The claim is that moral properties in a similar way supervene on natural states of affairs. So the property of goodness naturally attaches to a mother’s nursing her infant. The property of badness necessarily supervenes on a man’s beating his wife. Atheists will say that once all of the natural properties are in place, then the moral properties just sort of come along with them necessarily. Now on atheism this seems to me to be extraordinarily implausible. Why think that these strange, non-natural properties like “goodness” and “badness” even exist, much less that they necessarily supervene on various natural states of affairs? I can’t see any reason to think that on atheism a full description of the natural properties involved in some situation would determine or fix any of the moral properties of that situation.

These humanistic philosophers have simply taken a “shopping list” approach to ethical questions. Because they hold to Humanism, they simply help themselves to the moral properties that they need in order to do the job. They just wheel their shopping cart down the moral aisle and pick the moral properties that they want to be part of their view. But what is needed to make this view plausible is some sort of explanation for why moral properties would necessarily supervene on certain natural states of affairs. Again, it’s inadequate for the Humanist to assert that we do, in fact, see that human beings have intrinsic moral value because that’s not in dispute. Indeed, that’s the second premise of the moral argument! What we want from the Humanist is some reason to think that if atheism were true, human beings would be morally significant. As it is, I think their Humanism is just a stubborn moral faith.

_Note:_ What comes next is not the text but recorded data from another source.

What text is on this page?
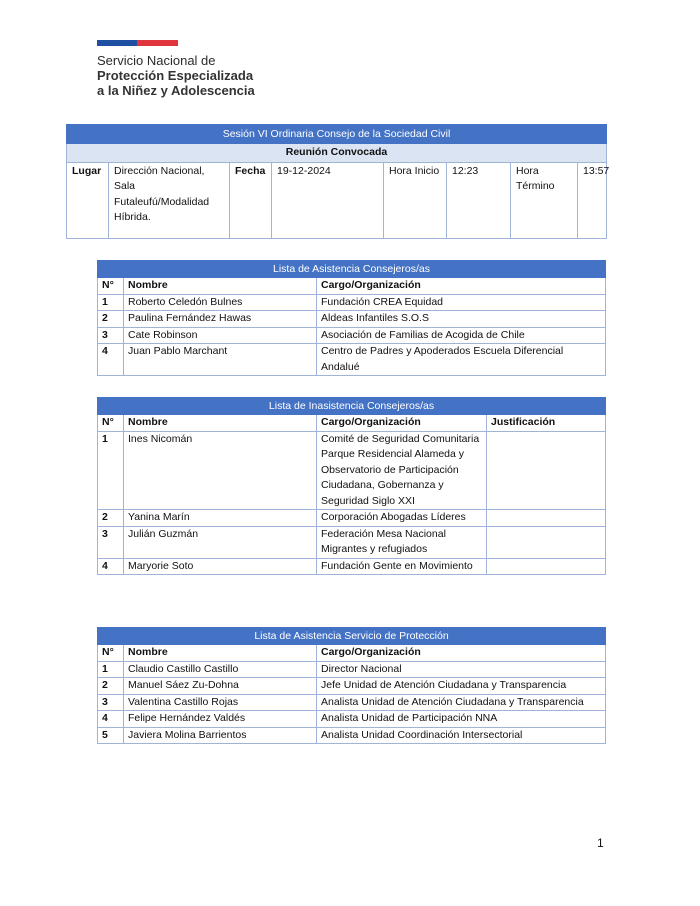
Servicio Nacional de
Protección Especializada
a la Niñez y Adolescencia
Sesión VI Ordinaria Consejo de la Sociedad Civil
Reunión Convocada
Lugar	Dirección Nacional, Sala Futaleufú/Modalidad Híbrida.	Fecha	19-12-2024	Hora Inicio	12:23	Hora Término	13:57
Lista de Asistencia Consejeros/as		
N°	Nombre	Cargo/Organización
1	Roberto Celedón Bulnes	Fundación CREA Equidad
2	Paulina Fernández Hawas	Aldeas Infantiles S.O.S
3	Cate Robinson	Asociación de Familias de Acogida de Chile
4	Juan Pablo Marchant	Centro de Padres y Apoderados Escuela Diferencial Andalué
Lista de Inasistencia Consejeros/as			
N°	Nombre	Cargo/Organización	Justificación
1	Ines Nicomán	Comité de Seguridad Comunitaria Parque Residencial Alameda y Observatorio de Participación Ciudadana, Gobernanza y Seguridad Siglo XXI	
2	Yanina Marín	Corporación Abogadas Líderes	
3	Julián Guzmán	Federación Mesa Nacional Migrantes y refugiados	
4	Maryorie Soto	Fundación Gente en Movimiento	
Lista de Asistencia Servicio de Protección		
N°	Nombre	Cargo/Organización
1	Claudio Castillo Castillo	Director Nacional
2	Manuel Sáez Zu-Dohna	Jefe Unidad de Atención Ciudadana y Transparencia
3	Valentina Castillo Rojas	Analista Unidad de Atención Ciudadana y Transparencia
4	Felipe Hernández Valdés	Analista Unidad de Participación NNA
5	Javiera Molina Barrientos	Analista Unidad Coordinación Intersectorial
1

Somebody might persist: “But why is God the ultimate standard of moral value?” In a certain sense this question is just misconceived. Anybody has the right to present his moral theory and to explain its implications. The apropos question will be whether that moral theory is plausible. In particular, whether its explanatory ultimate is a non-arbitrary and adequate stopping point. I’ve argued that on Humanism that stopping point is premature. It is arbitrary and implausible. In contrast to Humanism, I think that theism has an explanatorily plausible or adequate stopping point. For God, by definition, is the greatest conceivable being, a being that by definition is worthy of worship. Anything that does not have that property just is not God. So nothing higher could be imagined. Identifying the Good with God himself, I think, supplies a foundation for a plausible moral theory.

 


[1]          William Lane Craig and Walter Sinnott-Armstrong, God?: A Debate between a Christian and an Atheist  (New York:  Oxford University Press, 2003).